Dyah menyoroti adanya biaya kesempatan yang harus ditanggung oleh sektor perbankan akibat pendanaan terhadap koperasi tersebut, yang diperkirakan mencapai Rp 76,51 triliun. Menurutnya, angka ini mencerminkan potensi kerugian besar karena dana perbankan dialihkan dari investasi yang seharusnya lebih menguntungkan.
Dyah juga menyoroti tantangan besar yang harus diperhatikan, terutama di sektor Sumber Daya Manusia (SDM) bagi Kopdes Merah Putih yang telah beroperasional.
“Banyak koperasi yang dikelola oleh pengurus dengan kapasitas manajerial yang terbatas, sehingga kesulitan dalam mengelola sumber daya dan menjalankan bisnis dengan efisien,” tuturnya.

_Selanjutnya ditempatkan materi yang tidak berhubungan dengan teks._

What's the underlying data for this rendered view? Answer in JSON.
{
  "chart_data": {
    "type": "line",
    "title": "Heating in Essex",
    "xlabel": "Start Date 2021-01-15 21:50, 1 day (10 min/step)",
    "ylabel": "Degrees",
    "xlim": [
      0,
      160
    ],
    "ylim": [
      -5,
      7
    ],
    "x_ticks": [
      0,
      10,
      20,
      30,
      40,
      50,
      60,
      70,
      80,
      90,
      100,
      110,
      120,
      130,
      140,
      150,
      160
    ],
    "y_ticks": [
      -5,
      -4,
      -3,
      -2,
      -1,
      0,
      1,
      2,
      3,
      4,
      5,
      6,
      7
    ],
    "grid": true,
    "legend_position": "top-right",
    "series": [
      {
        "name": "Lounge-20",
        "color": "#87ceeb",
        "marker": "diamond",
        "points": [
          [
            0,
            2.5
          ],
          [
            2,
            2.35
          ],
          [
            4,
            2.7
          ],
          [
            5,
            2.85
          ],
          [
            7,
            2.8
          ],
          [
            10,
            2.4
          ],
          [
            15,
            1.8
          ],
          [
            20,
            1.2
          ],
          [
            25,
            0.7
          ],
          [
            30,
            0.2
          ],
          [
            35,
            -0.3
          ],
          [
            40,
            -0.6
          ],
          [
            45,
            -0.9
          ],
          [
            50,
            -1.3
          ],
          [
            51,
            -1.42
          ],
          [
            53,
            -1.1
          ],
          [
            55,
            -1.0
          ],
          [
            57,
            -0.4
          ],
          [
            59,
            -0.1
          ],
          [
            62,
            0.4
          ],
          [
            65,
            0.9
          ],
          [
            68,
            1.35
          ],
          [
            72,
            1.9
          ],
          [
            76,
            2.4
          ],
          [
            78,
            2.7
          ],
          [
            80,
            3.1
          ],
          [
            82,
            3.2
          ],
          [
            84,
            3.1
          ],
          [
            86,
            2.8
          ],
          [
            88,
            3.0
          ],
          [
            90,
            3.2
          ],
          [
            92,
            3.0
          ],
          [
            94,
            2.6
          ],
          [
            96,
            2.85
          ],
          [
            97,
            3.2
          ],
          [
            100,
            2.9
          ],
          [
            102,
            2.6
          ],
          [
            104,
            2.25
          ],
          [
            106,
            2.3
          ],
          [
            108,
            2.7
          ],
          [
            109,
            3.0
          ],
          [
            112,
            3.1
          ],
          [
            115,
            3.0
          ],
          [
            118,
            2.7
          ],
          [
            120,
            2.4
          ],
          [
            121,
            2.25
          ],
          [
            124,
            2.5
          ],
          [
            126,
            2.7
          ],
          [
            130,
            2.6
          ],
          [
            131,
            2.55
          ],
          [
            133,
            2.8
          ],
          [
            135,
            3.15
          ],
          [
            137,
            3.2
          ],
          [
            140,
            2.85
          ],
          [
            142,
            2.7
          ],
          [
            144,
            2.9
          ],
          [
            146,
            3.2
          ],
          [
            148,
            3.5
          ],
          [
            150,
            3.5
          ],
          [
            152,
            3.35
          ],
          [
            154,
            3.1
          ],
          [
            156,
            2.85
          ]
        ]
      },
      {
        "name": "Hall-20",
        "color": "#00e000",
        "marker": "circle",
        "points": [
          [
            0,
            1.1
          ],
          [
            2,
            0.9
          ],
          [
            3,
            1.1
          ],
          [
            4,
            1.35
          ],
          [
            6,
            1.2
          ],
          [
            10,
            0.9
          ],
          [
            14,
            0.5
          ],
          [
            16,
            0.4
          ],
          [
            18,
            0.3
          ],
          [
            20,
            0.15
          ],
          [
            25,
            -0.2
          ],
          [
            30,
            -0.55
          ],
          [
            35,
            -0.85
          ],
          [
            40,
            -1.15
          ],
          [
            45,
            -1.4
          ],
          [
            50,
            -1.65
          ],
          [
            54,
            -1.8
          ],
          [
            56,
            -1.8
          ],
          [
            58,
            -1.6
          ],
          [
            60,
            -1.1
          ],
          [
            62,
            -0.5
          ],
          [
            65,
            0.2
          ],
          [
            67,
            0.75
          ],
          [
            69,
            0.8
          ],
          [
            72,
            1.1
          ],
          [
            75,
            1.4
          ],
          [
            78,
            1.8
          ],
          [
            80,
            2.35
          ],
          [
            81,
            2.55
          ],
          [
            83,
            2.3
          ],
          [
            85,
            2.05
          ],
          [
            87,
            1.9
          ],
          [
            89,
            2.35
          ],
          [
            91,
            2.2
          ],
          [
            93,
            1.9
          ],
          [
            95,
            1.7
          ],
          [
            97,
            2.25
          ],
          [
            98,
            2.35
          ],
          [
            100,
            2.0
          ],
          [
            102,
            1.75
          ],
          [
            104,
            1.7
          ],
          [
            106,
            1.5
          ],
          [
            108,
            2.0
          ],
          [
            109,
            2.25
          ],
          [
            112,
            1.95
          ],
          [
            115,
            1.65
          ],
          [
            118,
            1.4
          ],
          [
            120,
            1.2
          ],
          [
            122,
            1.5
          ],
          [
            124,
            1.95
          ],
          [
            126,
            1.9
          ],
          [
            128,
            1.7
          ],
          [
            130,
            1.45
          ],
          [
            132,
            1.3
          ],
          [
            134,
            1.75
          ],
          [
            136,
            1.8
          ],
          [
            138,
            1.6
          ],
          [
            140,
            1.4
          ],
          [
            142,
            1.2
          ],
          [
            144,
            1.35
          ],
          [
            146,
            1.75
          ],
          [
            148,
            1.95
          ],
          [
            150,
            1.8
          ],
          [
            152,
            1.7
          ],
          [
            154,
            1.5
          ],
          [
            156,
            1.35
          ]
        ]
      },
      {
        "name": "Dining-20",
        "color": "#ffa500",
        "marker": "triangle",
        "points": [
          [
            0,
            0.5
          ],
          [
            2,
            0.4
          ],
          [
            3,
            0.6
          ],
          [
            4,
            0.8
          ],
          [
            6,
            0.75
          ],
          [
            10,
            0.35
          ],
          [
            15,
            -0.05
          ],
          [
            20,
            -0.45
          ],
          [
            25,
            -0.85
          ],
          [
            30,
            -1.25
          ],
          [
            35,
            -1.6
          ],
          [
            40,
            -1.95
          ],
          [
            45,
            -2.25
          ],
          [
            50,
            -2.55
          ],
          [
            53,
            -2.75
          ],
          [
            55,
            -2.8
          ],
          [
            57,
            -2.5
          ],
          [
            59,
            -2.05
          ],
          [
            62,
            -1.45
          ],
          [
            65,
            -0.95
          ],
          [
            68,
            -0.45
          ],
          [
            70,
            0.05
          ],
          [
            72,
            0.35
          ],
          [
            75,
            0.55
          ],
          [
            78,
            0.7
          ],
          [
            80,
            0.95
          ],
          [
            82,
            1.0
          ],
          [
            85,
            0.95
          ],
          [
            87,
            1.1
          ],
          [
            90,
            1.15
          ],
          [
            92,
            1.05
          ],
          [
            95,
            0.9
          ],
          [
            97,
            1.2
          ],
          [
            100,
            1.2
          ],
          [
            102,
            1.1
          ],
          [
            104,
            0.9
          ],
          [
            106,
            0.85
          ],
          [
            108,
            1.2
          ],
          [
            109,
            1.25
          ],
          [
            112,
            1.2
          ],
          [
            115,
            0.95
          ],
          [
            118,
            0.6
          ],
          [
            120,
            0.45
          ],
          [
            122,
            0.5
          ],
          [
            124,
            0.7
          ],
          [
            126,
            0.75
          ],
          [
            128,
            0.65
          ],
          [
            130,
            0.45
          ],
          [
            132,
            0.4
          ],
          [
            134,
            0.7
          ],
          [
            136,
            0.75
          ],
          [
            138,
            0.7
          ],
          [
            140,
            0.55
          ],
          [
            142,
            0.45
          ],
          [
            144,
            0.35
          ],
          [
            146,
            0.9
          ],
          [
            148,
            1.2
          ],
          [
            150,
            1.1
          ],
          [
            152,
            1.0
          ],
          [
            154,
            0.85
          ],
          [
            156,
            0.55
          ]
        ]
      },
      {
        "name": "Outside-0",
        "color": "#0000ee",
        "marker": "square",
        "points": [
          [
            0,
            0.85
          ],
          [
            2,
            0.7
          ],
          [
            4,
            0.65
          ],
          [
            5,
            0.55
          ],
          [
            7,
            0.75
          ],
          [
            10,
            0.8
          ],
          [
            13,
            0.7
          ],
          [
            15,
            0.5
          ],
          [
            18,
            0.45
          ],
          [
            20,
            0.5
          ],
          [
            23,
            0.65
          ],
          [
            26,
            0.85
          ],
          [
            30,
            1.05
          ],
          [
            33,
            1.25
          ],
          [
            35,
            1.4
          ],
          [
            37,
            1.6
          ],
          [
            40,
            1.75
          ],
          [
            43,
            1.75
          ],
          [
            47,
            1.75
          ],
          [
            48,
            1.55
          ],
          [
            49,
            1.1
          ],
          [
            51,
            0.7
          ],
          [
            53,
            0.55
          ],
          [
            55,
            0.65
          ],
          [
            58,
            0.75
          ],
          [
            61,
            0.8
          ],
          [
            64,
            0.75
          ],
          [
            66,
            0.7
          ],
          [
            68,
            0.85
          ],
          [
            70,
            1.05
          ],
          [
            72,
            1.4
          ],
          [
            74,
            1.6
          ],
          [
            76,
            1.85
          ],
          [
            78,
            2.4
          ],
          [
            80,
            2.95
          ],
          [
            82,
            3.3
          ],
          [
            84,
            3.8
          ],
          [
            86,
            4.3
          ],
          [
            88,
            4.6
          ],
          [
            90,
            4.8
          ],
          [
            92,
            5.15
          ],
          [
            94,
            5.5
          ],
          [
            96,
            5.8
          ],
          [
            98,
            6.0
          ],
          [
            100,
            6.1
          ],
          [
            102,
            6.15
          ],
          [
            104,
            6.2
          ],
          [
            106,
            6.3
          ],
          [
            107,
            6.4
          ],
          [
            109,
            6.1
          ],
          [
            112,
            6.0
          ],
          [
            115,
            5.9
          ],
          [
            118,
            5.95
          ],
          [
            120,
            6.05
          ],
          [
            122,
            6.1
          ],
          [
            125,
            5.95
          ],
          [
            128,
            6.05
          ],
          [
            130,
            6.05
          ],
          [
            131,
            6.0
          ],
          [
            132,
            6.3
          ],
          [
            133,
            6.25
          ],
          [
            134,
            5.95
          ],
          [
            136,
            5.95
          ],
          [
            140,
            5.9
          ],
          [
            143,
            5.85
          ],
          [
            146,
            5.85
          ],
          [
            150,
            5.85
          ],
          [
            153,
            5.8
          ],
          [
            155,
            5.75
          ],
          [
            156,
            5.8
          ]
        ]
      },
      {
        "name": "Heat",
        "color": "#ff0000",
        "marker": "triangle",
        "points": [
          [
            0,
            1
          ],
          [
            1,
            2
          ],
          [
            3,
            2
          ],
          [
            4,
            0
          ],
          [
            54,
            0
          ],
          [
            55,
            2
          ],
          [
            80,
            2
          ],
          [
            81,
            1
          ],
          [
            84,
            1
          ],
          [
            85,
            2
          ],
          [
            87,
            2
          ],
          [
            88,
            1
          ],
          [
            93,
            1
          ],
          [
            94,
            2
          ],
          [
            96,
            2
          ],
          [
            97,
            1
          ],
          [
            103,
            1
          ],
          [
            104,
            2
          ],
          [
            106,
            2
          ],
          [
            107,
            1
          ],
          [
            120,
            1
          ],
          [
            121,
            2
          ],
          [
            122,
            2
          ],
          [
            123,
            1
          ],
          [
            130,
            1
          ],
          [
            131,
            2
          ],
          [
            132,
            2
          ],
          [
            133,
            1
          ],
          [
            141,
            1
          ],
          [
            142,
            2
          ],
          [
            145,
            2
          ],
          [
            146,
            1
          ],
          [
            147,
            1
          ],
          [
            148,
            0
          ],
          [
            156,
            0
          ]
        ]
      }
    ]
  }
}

Koperasi Desa Merah Putih berjalan berdasarkan Instruksi Presiden Nomor 9 Tahun 2025 tentang Percepatan Pembentukan Koperasi Desa/Kelurahan Merah Putih. Koperasi itu memiliki potensi lini bisnis dengan BUMN sebagai agen pupuk, bisnis outlet LPG 3 kg, gerai sembako, agen Himpunan Bank Milik Negara (Himbara), layanan logistik pos, penyalur bantuan pemerintah, menyerap gabah, dan apotek obat murah.
Pemerintah juga resmi mengizinkan Koperasi Desa Merah Putih untuk mengakses pinjaman bank BUMN hingga Rp 3 miliar. Ketentuan pinjaman itu diatur dalam Peraturan Menteri Keuangan (PMK) Nomor 49 Tahun 2025 yang ditandatangani Menkeu Sri Mulyani pada 21 Juli 2025.
Dalam beleid tersebut, plafon pinjaman ditetapkan maksimal Rp 3 miliar per koperasi, dengan suku bunga sebesar 6 persen per tahun dan tenor maksimal enam tahun. Masa tenggang diberikan selama enam hingga delapan bulan, dengan kewajiban angsuran bulanan.
PMK ini juga membatasi penggunaan dana, di mana belanja operasional hanya diperbolehkan maksimal Rp 500 juta dari total pinjaman.